Alaska Airlines did not respond to requests for comment.
The new service is a boost for Paine Field and its operator, Propeller Airports, which had been struggling to rebuild service back to its pre-COVID-19 levels.
“We are getting back to where we started,” Propeller CEO Brett Smith said Tuesday.
Alaska Airlines offered 18 departures each day when the airport first opened for passenger service in March 2019, and United Airlines added another six daily departures several months later. More than 1 million passengers used the terminal in its first year of operation.
Not only did passenger numbers exceed expectations, but Smith said Propeller was planning for a terminal expansion that would have added another four to six gates to the existing three.
The airport never returned to pre-pandemic levels of passenger traffic.
Alaska reduced its schedule, and United stopped flights to San Francisco in 2020 and Denver in October 2021.
Last year, the terminal saw 580,000 passengers depart or arrive on planes, Propeller statistics show.
Propeller has been trying to attract additional carriers to fill the gap in flights that has plagued the airport the several years. The Frontier service to Denver will be the first to that city for Paine Field since United left.
“We have been talking to all the airlines,” Smith said of efforts to convince more airlines to fly from Paine.
He said the deal with Frontier came quickly after several months of negotiations.

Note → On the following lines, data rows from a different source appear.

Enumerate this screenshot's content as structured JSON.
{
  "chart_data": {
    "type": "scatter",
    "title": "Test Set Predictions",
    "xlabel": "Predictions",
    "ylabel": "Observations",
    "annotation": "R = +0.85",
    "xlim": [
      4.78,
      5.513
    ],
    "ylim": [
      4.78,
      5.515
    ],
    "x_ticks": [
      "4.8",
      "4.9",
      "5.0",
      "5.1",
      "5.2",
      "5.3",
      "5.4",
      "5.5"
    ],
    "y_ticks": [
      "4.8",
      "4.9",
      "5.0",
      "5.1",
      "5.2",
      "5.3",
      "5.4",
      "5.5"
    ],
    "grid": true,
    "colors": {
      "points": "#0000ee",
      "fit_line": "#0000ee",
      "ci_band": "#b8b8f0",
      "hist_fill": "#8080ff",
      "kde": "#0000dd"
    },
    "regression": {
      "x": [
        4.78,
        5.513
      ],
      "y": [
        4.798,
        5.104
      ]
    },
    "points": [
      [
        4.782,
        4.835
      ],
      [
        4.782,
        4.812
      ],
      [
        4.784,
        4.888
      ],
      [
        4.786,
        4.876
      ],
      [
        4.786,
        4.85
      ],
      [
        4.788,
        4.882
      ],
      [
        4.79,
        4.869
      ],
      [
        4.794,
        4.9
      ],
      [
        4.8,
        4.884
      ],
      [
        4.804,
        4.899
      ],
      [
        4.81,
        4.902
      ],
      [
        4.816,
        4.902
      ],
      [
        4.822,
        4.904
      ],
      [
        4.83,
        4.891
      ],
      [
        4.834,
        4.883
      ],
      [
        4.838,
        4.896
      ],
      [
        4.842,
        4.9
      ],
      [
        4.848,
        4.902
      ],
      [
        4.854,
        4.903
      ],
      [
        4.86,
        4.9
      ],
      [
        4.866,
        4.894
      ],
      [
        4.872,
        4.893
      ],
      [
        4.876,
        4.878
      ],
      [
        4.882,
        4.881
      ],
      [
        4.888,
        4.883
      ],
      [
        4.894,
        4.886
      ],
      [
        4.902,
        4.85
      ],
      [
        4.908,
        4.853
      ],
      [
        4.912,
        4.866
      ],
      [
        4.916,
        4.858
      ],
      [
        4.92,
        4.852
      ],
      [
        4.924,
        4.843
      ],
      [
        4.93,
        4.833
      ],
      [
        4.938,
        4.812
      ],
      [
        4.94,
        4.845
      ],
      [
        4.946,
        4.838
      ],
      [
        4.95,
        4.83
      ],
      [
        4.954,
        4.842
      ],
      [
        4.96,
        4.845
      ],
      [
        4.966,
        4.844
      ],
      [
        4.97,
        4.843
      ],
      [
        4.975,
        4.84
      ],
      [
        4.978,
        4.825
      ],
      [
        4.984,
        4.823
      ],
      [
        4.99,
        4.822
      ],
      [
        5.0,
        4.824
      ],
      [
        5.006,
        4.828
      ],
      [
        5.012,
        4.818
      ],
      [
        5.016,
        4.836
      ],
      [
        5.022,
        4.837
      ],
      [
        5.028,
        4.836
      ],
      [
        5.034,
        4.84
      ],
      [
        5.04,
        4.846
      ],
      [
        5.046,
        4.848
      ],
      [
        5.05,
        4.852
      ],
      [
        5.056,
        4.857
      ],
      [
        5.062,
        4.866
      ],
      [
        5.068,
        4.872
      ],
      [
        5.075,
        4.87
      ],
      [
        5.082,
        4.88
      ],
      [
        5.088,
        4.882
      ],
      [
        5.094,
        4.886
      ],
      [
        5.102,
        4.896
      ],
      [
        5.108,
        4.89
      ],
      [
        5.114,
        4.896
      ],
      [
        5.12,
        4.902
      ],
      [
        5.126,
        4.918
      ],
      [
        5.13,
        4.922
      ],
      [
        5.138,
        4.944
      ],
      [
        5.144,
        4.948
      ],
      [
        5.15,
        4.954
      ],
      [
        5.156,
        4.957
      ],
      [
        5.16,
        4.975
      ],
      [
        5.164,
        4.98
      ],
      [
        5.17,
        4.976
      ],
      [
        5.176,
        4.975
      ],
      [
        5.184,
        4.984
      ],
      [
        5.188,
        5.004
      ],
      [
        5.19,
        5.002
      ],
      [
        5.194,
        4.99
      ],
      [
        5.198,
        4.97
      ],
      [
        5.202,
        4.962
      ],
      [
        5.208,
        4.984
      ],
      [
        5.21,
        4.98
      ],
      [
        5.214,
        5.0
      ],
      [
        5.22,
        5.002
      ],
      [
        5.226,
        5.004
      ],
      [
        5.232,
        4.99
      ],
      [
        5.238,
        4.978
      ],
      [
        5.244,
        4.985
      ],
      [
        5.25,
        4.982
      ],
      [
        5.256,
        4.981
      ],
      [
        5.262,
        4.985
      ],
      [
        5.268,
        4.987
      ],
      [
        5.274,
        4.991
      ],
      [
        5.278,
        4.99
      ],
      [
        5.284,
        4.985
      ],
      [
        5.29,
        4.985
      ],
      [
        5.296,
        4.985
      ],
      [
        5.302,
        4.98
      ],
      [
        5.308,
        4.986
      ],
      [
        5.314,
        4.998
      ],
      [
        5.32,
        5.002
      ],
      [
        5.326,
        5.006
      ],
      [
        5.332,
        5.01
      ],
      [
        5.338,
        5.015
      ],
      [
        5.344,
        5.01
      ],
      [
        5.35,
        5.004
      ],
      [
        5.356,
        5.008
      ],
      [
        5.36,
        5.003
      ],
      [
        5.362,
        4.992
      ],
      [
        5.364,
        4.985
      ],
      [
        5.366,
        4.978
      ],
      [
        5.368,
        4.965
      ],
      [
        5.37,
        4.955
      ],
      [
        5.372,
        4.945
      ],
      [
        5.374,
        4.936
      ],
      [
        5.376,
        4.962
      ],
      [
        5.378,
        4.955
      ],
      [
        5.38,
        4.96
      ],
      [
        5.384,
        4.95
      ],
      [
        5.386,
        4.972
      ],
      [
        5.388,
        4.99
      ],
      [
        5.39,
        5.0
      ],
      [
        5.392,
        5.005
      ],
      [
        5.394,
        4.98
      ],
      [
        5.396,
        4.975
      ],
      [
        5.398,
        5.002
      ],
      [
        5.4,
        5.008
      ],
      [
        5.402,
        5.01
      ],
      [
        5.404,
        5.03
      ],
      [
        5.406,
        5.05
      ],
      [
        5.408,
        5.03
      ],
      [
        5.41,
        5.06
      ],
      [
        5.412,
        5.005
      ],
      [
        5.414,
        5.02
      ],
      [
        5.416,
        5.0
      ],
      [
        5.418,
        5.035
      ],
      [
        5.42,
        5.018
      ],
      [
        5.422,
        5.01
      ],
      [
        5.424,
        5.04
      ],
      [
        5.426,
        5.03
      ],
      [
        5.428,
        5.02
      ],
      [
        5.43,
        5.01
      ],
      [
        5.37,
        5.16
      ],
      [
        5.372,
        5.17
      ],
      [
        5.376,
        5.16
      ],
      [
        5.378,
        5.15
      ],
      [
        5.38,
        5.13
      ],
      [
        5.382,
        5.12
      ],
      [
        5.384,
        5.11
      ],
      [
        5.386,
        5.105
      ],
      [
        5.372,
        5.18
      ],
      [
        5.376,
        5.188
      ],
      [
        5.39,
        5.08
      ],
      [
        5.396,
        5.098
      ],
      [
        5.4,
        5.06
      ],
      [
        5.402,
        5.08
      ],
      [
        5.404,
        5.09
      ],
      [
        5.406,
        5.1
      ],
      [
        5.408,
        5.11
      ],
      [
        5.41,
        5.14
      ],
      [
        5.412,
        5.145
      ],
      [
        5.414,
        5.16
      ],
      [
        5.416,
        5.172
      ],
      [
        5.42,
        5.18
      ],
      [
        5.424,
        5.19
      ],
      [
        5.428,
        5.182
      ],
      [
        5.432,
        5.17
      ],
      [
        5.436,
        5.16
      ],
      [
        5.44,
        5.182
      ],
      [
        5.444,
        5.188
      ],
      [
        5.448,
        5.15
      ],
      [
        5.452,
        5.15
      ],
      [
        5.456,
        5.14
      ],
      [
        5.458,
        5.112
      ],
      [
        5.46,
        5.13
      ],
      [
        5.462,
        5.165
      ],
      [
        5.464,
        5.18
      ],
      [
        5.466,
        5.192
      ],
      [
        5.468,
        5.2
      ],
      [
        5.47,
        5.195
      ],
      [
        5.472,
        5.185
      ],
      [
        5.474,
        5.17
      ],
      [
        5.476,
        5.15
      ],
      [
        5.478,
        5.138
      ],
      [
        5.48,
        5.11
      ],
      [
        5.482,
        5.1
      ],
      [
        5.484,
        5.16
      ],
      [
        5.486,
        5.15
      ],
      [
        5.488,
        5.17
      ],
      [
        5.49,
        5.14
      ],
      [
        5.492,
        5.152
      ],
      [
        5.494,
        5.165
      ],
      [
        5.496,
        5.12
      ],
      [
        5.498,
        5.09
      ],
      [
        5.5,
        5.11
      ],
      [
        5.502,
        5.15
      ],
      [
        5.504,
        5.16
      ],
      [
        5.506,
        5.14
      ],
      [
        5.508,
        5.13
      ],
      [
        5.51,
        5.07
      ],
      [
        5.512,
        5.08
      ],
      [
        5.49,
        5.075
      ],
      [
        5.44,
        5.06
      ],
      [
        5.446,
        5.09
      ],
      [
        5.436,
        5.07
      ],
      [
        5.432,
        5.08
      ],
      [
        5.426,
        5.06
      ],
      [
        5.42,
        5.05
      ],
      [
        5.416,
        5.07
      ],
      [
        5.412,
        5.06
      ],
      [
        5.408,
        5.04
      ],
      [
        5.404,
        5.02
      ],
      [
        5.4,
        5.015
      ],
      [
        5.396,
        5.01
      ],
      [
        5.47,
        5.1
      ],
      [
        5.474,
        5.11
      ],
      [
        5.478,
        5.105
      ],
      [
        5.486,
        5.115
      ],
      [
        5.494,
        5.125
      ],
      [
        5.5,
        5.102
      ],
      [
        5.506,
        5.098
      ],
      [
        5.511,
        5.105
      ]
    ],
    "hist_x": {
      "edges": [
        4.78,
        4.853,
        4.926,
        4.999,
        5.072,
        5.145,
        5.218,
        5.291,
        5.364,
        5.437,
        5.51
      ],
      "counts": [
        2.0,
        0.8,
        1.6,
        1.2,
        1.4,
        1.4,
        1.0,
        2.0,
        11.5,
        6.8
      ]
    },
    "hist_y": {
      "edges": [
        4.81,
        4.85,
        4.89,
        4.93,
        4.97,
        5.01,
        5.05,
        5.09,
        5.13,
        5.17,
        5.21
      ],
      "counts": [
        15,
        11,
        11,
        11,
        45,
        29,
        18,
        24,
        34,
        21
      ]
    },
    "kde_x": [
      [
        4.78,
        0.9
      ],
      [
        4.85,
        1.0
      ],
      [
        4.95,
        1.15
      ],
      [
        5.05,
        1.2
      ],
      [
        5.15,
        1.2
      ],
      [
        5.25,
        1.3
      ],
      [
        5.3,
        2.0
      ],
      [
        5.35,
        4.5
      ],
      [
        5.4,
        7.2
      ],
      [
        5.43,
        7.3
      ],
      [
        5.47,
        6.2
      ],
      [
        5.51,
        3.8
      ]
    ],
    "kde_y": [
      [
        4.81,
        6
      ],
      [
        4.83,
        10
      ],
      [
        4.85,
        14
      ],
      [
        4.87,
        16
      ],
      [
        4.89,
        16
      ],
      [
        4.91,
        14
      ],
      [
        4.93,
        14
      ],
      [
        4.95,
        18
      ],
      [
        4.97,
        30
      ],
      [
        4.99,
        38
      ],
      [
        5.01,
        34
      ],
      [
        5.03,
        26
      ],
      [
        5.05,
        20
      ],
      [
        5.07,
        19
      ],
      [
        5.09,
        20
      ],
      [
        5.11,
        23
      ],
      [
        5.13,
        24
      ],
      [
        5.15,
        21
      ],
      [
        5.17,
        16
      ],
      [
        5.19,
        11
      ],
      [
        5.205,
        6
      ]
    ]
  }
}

While Paine Field has struggled, Seattle-Tacoma International Airport, the region’s largest airport, beat pre-pandemic passenger numbers in 2024.
The airport saw 52.6 million passengers in 2024, beating 2019’s record of 51.8 million. The airport has proposed more than two dozen expansion projects, including a new terminal, to meet continuing demand.
Smith said Paine Field is the logical alternative to a crowded SeaTac.
Smith said flights to and from Paine have had a high number of seats filled and passenger demand is there. He said the airport had reduced passenger numbers because the flights aren’t there.
Alaska uses a combination of Boeing 737 planes, as well as smaller regional jets manufactured by Embracer, and flown under its Horizon subsidiary name, at Paine Field.
Smith said he hoped the Frontier service would be a catalyst for other airlines to use Paine Field. He said an expansion of the terminal is still possible if travelers come back in larger numbers.
The terminal at Paine Field is a rarity in the world of commercial airports in the United States. While Paine Field is run by Snohomish County, the airport terminal is privately financed and run by Propeller Airports in conjunction with financial giant BlackRock.
Part of the success of that effort to bring more passengers to Paine may depend on convincing more travelers to use Frontier.
Frontier Airlines’s low fare pitch has made the airline almost fully dependent on cost-cutting leisure travelers.
Even those travelers have long complained about cramped seats in consumer surveys.
Frontier officials addressed some of those issues at Tuesday’s press conference, stating that the airline had introduced “sweeping changes” to its seating choices and its customer service, including the start of first-class service in late 2025.
Airline officials said Frontier now offers “Upfront Plus” in the first two rows of each plane with extra legroom and no middle seat.